The current polls are historic as the new president would replace Sonia Gandhi, the longest-serving party president who has been at the helm since 1998, barring the two years between 2017 and 2019 when Rahul Gandhi had taken over.
The Nehru-Gandhi family has been at the helm of the party for about 40 years since Independence.
The five family members to take on the mantle of the Congress president are Jawaharlal Nehru, Indira Gandhi, Rajiv Gandhi, Sonia Gandhi and Rahul Gandhi.
Kharge vs Tharoor
During the campaign, even though Tharoor has raised issues of uneven playing field, both candidates and the party have maintained that the Gandhis are neutral and that there is no “official candidate”.

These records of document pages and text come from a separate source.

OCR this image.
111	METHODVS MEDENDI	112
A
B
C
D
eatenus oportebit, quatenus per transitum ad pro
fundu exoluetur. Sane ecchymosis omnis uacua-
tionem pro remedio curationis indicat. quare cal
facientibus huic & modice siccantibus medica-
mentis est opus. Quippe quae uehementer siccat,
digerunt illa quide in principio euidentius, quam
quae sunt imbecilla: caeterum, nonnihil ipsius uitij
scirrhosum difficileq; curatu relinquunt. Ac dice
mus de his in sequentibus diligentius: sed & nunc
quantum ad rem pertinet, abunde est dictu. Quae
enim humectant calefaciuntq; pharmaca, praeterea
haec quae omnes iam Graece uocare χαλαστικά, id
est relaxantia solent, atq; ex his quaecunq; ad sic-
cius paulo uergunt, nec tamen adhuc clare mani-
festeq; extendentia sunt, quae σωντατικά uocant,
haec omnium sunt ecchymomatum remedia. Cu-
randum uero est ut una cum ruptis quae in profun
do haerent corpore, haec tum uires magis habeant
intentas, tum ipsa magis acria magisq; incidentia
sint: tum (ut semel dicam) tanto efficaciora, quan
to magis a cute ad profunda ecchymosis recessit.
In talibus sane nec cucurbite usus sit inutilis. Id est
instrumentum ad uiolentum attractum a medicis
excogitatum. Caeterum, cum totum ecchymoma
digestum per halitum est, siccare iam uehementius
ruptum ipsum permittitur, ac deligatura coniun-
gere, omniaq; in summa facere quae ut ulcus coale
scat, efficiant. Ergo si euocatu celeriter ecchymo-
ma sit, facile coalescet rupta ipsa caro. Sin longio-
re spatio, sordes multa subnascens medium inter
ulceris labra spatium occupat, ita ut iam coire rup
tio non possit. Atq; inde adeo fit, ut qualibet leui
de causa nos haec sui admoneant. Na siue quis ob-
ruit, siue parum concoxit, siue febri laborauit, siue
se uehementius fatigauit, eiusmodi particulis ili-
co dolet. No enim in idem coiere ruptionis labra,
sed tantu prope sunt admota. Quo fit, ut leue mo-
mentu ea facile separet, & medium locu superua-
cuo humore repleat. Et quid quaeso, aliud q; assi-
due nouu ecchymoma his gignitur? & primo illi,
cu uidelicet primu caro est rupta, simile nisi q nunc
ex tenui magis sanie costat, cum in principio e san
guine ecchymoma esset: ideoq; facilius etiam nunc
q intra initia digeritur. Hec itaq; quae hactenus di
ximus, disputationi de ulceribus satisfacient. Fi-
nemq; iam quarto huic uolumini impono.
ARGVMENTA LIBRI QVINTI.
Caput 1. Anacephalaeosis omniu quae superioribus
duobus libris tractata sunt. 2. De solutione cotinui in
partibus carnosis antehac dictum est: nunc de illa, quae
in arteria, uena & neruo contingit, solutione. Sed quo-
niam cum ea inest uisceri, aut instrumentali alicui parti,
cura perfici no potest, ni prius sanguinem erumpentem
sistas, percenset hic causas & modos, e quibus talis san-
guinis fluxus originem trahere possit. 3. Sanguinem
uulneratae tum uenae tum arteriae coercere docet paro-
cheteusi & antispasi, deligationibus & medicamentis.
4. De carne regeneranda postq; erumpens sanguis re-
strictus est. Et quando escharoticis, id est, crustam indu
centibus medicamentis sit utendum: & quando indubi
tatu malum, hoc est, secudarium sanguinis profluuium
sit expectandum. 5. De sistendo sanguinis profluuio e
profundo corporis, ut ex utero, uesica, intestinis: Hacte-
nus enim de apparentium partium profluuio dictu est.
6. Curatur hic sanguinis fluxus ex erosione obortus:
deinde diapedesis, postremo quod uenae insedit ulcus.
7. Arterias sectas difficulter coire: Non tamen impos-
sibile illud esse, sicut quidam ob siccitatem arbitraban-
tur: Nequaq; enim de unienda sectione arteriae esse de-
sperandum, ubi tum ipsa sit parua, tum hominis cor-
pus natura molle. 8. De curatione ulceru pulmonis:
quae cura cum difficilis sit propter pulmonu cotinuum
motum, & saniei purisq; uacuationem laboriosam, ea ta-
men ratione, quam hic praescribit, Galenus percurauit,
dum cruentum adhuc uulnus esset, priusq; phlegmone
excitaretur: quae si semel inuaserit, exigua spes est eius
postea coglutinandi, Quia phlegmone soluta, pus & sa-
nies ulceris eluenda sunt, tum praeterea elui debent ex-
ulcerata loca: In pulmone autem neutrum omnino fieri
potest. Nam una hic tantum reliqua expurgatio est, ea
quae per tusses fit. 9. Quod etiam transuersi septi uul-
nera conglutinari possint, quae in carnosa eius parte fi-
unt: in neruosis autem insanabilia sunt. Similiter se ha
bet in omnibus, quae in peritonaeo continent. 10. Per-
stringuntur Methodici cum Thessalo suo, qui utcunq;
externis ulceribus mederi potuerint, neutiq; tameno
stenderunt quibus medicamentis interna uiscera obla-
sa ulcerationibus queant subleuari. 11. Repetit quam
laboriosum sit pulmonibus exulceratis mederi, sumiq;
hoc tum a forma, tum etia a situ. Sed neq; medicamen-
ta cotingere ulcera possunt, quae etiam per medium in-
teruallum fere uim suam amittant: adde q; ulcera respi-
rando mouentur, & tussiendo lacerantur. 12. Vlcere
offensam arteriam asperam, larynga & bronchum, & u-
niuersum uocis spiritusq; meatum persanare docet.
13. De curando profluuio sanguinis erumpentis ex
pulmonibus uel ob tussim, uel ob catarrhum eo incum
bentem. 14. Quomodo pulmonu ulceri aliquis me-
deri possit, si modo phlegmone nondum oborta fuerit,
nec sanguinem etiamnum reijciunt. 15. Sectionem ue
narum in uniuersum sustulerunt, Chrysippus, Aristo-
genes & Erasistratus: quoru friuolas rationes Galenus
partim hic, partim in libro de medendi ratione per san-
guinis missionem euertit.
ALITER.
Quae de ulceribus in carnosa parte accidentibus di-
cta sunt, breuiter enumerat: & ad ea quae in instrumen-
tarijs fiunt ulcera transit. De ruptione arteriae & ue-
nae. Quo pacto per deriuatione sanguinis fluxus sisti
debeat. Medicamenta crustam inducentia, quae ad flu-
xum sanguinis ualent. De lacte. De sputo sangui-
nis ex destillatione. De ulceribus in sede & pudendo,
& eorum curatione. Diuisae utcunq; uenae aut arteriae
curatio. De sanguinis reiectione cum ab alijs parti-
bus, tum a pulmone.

The contrast in the campaigns has been stark, while Kharge’s campaign has seen several senior leaders, PCC chiefs and top leaders receiving him at the state headquarters visited by him, Tharoor has mostly been welcomed by young PCC delegates with PCC chiefs mostly absent from his events.
Tharoor has underlined during his campaign that he is the candidate of change while Kharge is the ‘candidate of continuity’.
He has also claimed that youngsters and people in lower levels of the party are supporting him, while seniors are backing his rival.
Kharge, on his part, has highlighted his experience, coming up the organisational ranks over decades and his ability to take everyone along.
Both the leaders have emphasised that the Gandhis hold a special place in the party with Kharge saying that he would seek their “guidance” and “suggestions”, and Tharoor asserting that no Congress president can function keeping a distance from the Gandhi family “as their DNA runs in the party’s blood”.